Mais leur motivation, ce n’est pas seulement ce besoin très humain de transvaser quelques poussiéreux souvenirs de valeur dans de la matière grise fraîche, à l’abri d’Alzheimer et des métastases : en vertu de cette conception légèrement surannée de l’honneur et de la camaraderie, plus ancienne encore que les boiseries edwardiennes du salon où nous buvons le thé, ils ont aussi devoir de contribuer à l’édification, voire l’éducation, de la descendance de ceux qui ne sont plus. Une génération plus tard, il s’agit surtout de me faire comprendre que c’était un type bien. Je leur en sais gré, même si le souvenir de ce grand-père que je n’ai jamais connu est trop abstrait pour m’inspirer autre chose qu’un peu de respect et pas mal de curiosité. Comment ne pas être curieux, lorsque la seule chose que votre grand-mère peut vous dire de son époux à cette époque, est qu’il rentrait parfois dormir quelques heures à la maison, une mallette menottée au poignet. C’est sans le moindre effort que j’avais obtenu un été, il y a longtemps, d’aller bouffer de la poussière de papier jauni en maraudant parmi des kilomètres d’archives aux mentions de confidentialité plus excitantes les unes que les autres, dans le but officiel d’en savoir plus sur mon mystérieux grand-père. J’avais de bizarres façons de passer mes étés quand j’étais ado. Loin de constituer une faveur aux yeux de ceux dont la bienveillance m’ouvrait ces portes, je crois que c’était pour eux un plaisir réél de se sentir en mesure de remplir leur rôle de protecteur dont les avait investi la coutume…
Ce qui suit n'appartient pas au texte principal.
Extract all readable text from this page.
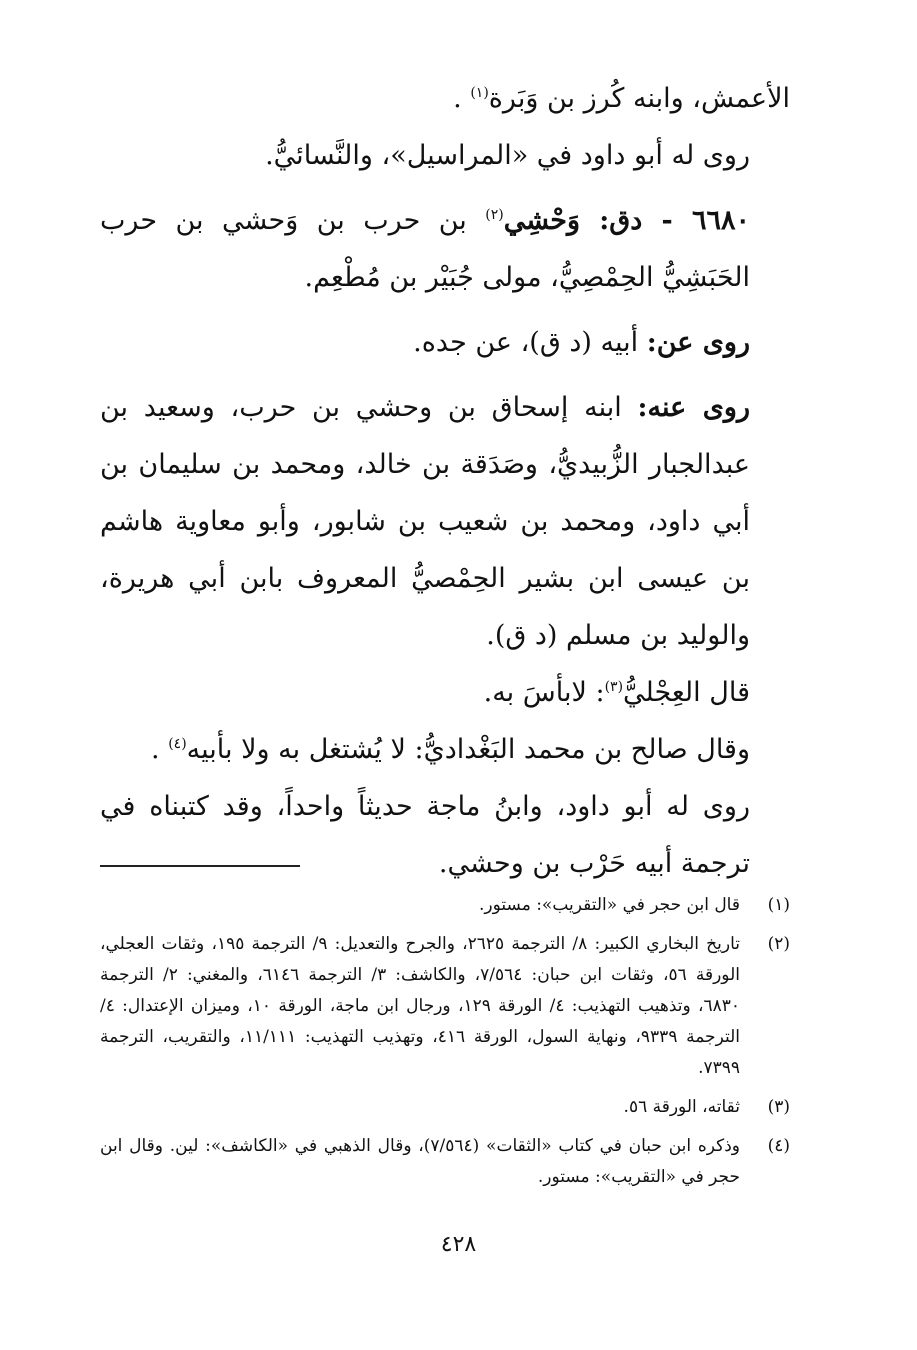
الأعمش، وابنه كُرز بن وَبَرة$^{(١)}$ .

روى له أبو داود في «المراسيل»، والنَّسائيُّ.

٦٦٨٠ - دق: وَحْشِي$^{(٢)}$ بن حرب بن وَحشي بن حرب الحَبَشِيُّ الحِمْصِيُّ، مولى جُبَيْر بن مُطْعِم.

روى عن: أبيه (د ق)، عن جده.

روى عنه: ابنه إسحاق بن وحشي بن حرب، وسعيد بن عبدالجبار الزُّبيديُّ، وصَدَقة بن خالد، ومحمد بن سليمان بن أبي داود، ومحمد بن شعيب بن شابور، وأبو معاوية هاشم بن عيسى ابن بشير الحِمْصيُّ المعروف بابن أبي هريرة، والوليد بن مسلم (د ق).

قال العِجْليُّ$^{(٣)}$: لابأسَ به.

وقال صالح بن محمد البَغْداديُّ: لا يُشتغل به ولا بأبيه$^{(٤)}$ .

روى له أبو داود، وابنُ ماجة حديثاً واحداً، وقد كتبناه في ترجمة أبيه حَرْب بن وحشي.

(١)
قال ابن حجر في «التقريب»: مستور.
(٢)
تاريخ البخاري الكبير: ٨/ الترجمة ٢٦٢٥، والجرح والتعديل: ٩/ الترجمة ١٩٥، وثقات العجلي، الورقة ٥٦، وثقات ابن حبان: ٧/٥٦٤، والكاشف: ٣/ الترجمة ٦١٤٦، والمغني: ٢/ الترجمة ٦٨٣٠، وتذهيب التهذيب: ٤/ الورقة ١٢٩، ورجال ابن ماجة، الورقة ١٠، وميزان الإعتدال: ٤/ الترجمة ٩٣٣٩، ونهاية السول، الورقة ٤١٦، وتهذيب التهذيب: ١١/١١١، والتقريب، الترجمة ٧٣٩٩.
(٣)
ثقاته، الورقة ٥٦.
(٤)
وذكره ابن حبان في كتاب «الثقات» (٧/٥٦٤)، وقال الذهبي في «الكاشف»: لين. وقال ابن حجر في «التقريب»: مستور.
٤٢٨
Avec le temps et l’imminence de l’échéance finale, la nécessité vitale de s’acquitter de cette dette d’honneur au montant incertain n’a fait que croître. Je sens bien dans leur façon de s’enquérir poliment de ma vie, cette légère pointe de déception que je ne sois pas suffisamment intéressé par le type de facilités que pourraient m’offrir leur assistance, aussi considérable que désintéressée. C’est pas ma faute : le traffic de souvenirs archéologiques m’a toujours plus intéressé que le traffic d’influences. Mais je crois qu’ils comprennent et s’en acquittent tout aussi volontiers.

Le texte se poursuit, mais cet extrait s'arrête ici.